NC: One aspect I know is important to our patients is being in network with medical payors in our area. We started out in 2013-14 with one of the biggest plans, and now I think we accept all of them. This has turned out to be a huge benefit for referring physicians, and it removes a big barrier for our patients. Treatment acceptance is better, which fits our vision for more successful treatment. It takes the right staff and excellent communications with them, the other doctors, and our patients to make it happen, but it works for us. Part of the hard work we’ve done to make this all happen is to get the medical billing part as solid as we can.

Our practice created lots of written materials for our patients, too, to help them take in the information.

DSP: Do you guys do sleep testing in your office?

RS: As a sleep physician, of course we do, both in the lab and, mostly, using home monitors. One thing I really like is having a white board in my exam rooms – I draw lots of pictures and link information from their treatment history, choices and sleep report together. Lots of our patients take pictures of the white boards.

NC: Not us – we are committed to getting objective data, we always refer the patient back to the sleep lab / physician that referred the patient for follow up testing whether it be HST or in lab PSG. We talked with our sleep docs and worked out the language and protocols for the patients to return to them for testing.

DSP: There is a big interest in treating children’s airway problems now. How do you address this in your practice?
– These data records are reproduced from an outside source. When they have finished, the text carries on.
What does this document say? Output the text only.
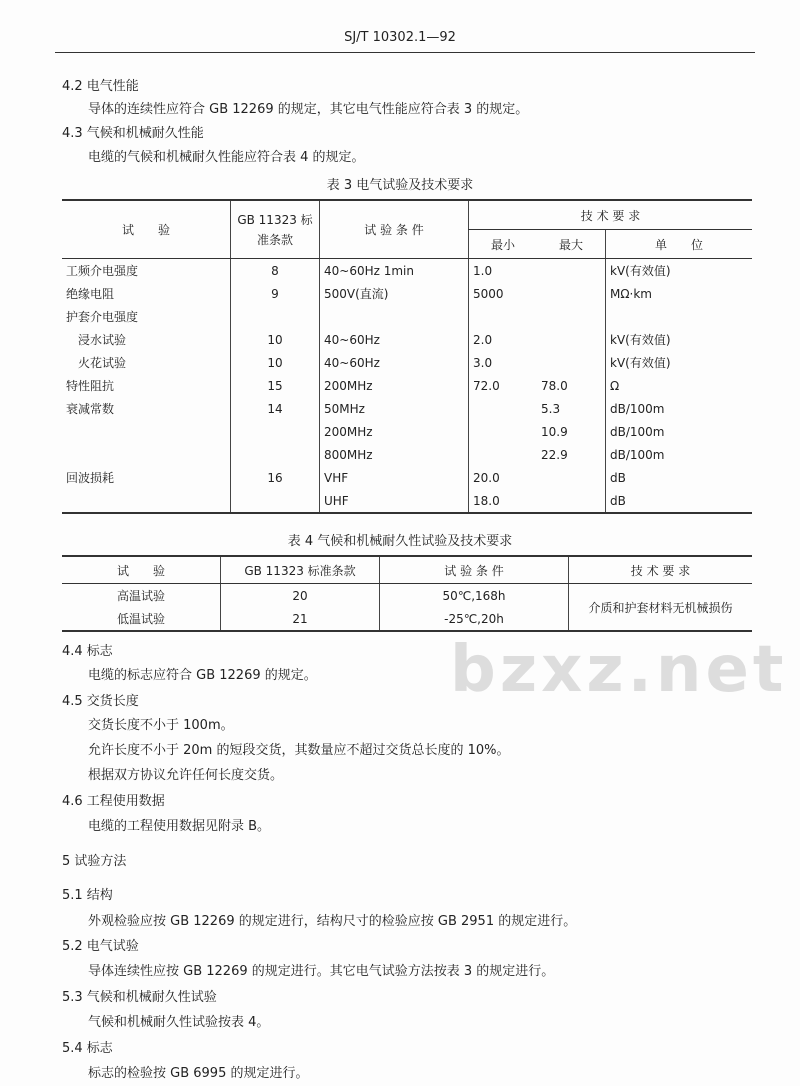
SJ/T 10302.1—92
bzxz.net
4.2 电气性能
导体的连续性应符合 GB 12269 的规定，其它电气性能应符合表 3 的规定。
4.3 气候和机械耐久性能
电缆的气候和机械耐久性能应符合表 4 的规定。
表 3 电气试验及技术要求
试　　验	GB 11323 标准条款	试 验 条 件	技 术 要 求		
			最小	最大	单　　位
工频介电强度	8	40~60Hz 1min	1.0		kV(有效值)
绝缘电阻	9	500V(直流)	5000		MΩ·km
护套介电强度					
　浸水试验	10	40~60Hz	2.0		kV(有效值)
　火花试验	10	40~60Hz	3.0		kV(有效值)
特性阻抗	15	200MHz	72.0	78.0	Ω
衰减常数	14	50MHz		5.3	dB/100m
		200MHz		10.9	dB/100m
		800MHz		22.9	dB/100m
回波损耗	16	VHF	20.0		dB
		UHF	18.0		dB
表 4 气候和机械耐久性试验及技术要求
试　　验	GB 11323 标准条款	试 验 条 件	技 术 要 求
高温试验	20	50℃,168h	介质和护套材料无机械损伤
低温试验	21	-25℃,20h	
4.4 标志
电缆的标志应符合 GB 12269 的规定。
4.5 交货长度
交货长度不小于 100m。
允许长度不小于 20m 的短段交货，其数量应不超过交货总长度的 10%。
根据双方协议允许任何长度交货。
4.6 工程使用数据
电缆的工程使用数据见附录 B。
5 试验方法
5.1 结构
外观检验应按 GB 12269 的规定进行，结构尺寸的检验应按 GB 2951 的规定进行。
5.2 电气试验
导体连续性应按 GB 12269 的规定进行。其它电气试验方法按表 3 的规定进行。
5.3 气候和机械耐久性试验
气候和机械耐久性试验按表 4。
5.4 标志
标志的检验按 GB 6995 的规定进行。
NC: Since 2015, my practice is limited to treating snoring and sleep apnea in adults. Prior to this in my general dental practice I would look for early signs of airway concerns in the pediatric patient, refer to ENT and initiate phase 1 orthodontic treatment when appropriate and within my scope of practice. I think about the ‘contents and the container.’ I do ask all my adult patients about their kids and their friend’s kids. My training, education, and clinical expertise lead me to refer to my orthodontic colleagues for collaboration as well.

RS: Pediatric sleep-disordered breathing is an exciting frontier and one of the few opportunities for prevention rather than just treatment. For kids, it’s frequently about jaw structure, allergies, nasal congestion, tonsils, and adenoids. Early recognition and intervention is key.

DSP: This has been fantastic, Nicole and Ryan. I know many dentists reading this will be envious of what you guys have created, but I hope it inspires them to go out and make it happen in their town. What other message would you like to send our readers?

NC: Do the work. Nothing takes the place of getting out there, knocking on doors, and making the relationships happen. Be sure you know what and why you are doing it, and get to work.

RS: There’s common ground out there. ENT doctors want to know how to find the ‘right’ dentist to work with, and vice-versa. Collaboration is essential.